All the components of the SOAP note should be organized logically. Clear headings should be used to navigate between sections, with information written to be identified and located quickly.
SOAP notes should be written in clear, concise language. Clinicians should avoid jargon and abbreviations as much as possible.
SOAP notes should be unbiased and free of assumptions. The medical professional should report what was observed and what tests were done. They shouldn’t conclude on their own.
SOAP notes should be written objectively, without skewed input from the patient or anyone else. This is to prevent bias and errors in memory. Sometimes patients will present a biased report due to their current situation. However, the medical professional should remain objective in writing the SOAP to achieve an accurate diagnosis.
SOAP notes should be specific and thorough but not excessively long. Clinicians should stick to the main points while providing additional detail when needed. Even when a patient insists on particular details that they consider important, the doctor should filter.
SOAP notes should focus on the patients and their specific needs, not be limited by the medical professional’s personal preferences. This focus helps the record have a clear purpose and improve communication across medical professionals.
Using a standard template or format for SOAP notes can help avoid errors in documentation. A standardized template can improve accuracy, legibility, and readability across different medical professionals.
SOAP notes should be written with the patients in mind, so they are easy to read. This means including simple declarative sentences and avoiding jargon. Readability is essential if the note is communicated electronically.
What are the Benefits of Writing Soap Notes?
SOAP notes allow medical professionals to:
- Provide relevant and concise information about the patient in a systematic and logical order.
- Receive feedback from their peers, supervisors, and other medical professionals about their documentation.
- Differentiate between similar-sounding diagnoses and indicate how they are different or similar to each other.
- Receive specific guidance on the correct way to complete a task.
- Provide documentation of the patient’s history and medical status over time.
- Be aware of all the information they are required to document.
- Receive feedback on their documentation so they can improve.
- Prepare themselves for a patient’s future appointments.
- Update other medical professionals about a patient’s condition or treatment.
- Keep track of the relevant information about each patient they treat.
- Communicate with other medical professionals about their patients without having to provide excessive detail.
- Clarify their thoughts and ideas, as well as those of their colleagues.
- Provide a copy of the SOAP note to the patient and other medical professionals.
SOAP notes can benefit patients by:
- Helping them communicate their symptoms and medical history to different doctors and nurses.
- Providing them with a summary of the questions they need to ask their doctor or nurse.
- Letting them know how they can get in touch with medical providers if they have questions or concerns.
- Helping them understand their condition and treatment plan.

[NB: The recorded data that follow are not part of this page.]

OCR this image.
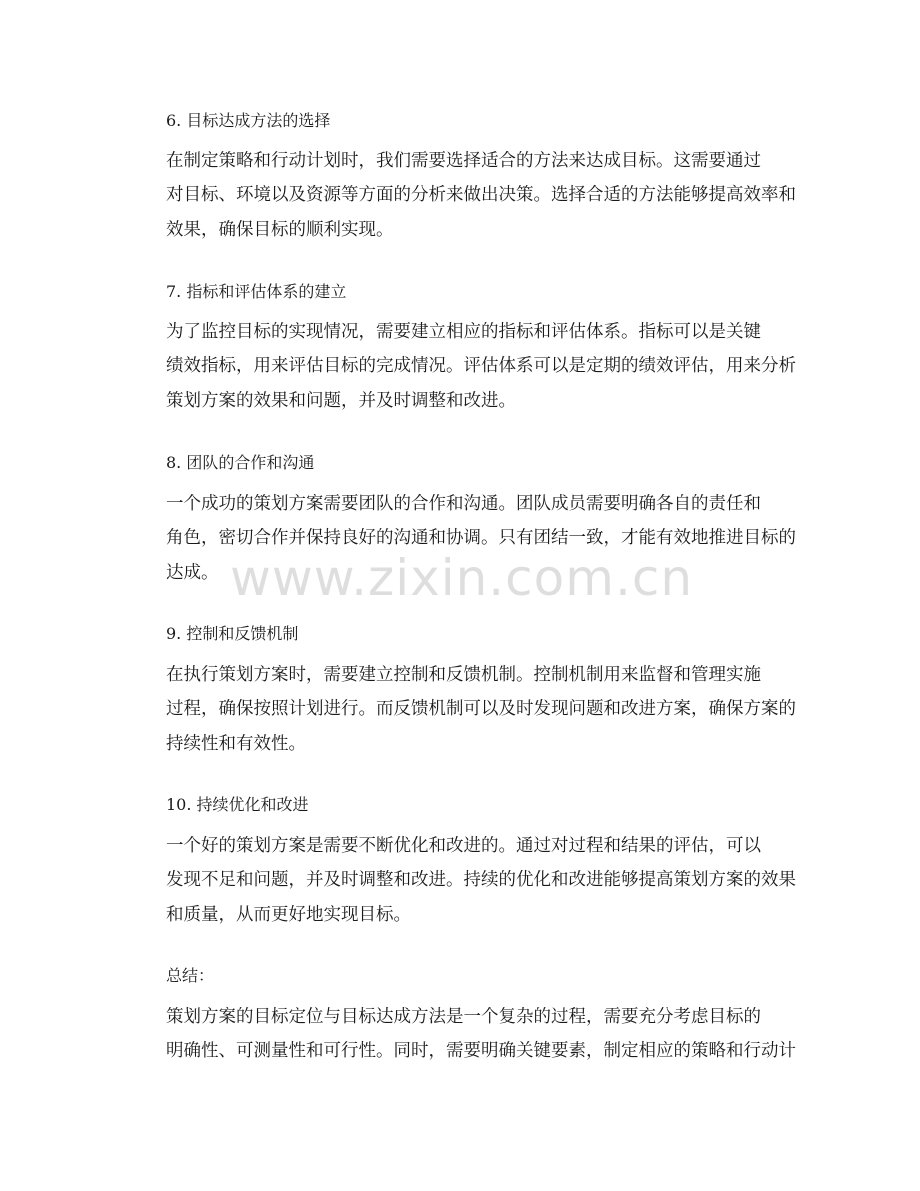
6. 目标达成方法的选择
在制定策略和行动计划时，我们需要选择适合的方法来达成目标。这需要通过
对目标、环境以及资源等方面的分析来做出决策。选择合适的方法能够提高效率和
效果，确保目标的顺利实现。
7. 指标和评估体系的建立
为了监控目标的实现情况，需要建立相应的指标和评估体系。指标可以是关键
绩效指标，用来评估目标的完成情况。评估体系可以是定期的绩效评估，用来分析
策划方案的效果和问题，并及时调整和改进。
8. 团队的合作和沟通
一个成功的策划方案需要团队的合作和沟通。团队成员需要明确各自的责任和
角色，密切合作并保持良好的沟通和协调。只有团结一致，才能有效地推进目标的
达成。
9. 控制和反馈机制
在执行策划方案时，需要建立控制和反馈机制。控制机制用来监督和管理实施
过程，确保按照计划进行。而反馈机制可以及时发现问题和改进方案，确保方案的
持续性和有效性。
10. 持续优化和改进
一个好的策划方案是需要不断优化和改进的。通过对过程和结果的评估，可以
发现不足和问题，并及时调整和改进。持续的优化和改进能够提高策划方案的效果
和质量，从而更好地实现目标。
总结：
策划方案的目标定位与目标达成方法是一个复杂的过程，需要充分考虑目标的
明确性、可测量性和可行性。同时，需要明确关键要素，制定相应的策略和行动计
www.zixin.com.cn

- Assisting their family to understand their condition and treatment plan.
- Helping them remember what information to bring with them to appointments and treatments.
- Assisting their doctor in assessing whether they are responding well to treatment.
Writing SOAP notes is a critical step in effective medical documentation and communication. SOAP notes can benefit everyone involved: patients, their families, and the medical professionals who treat them.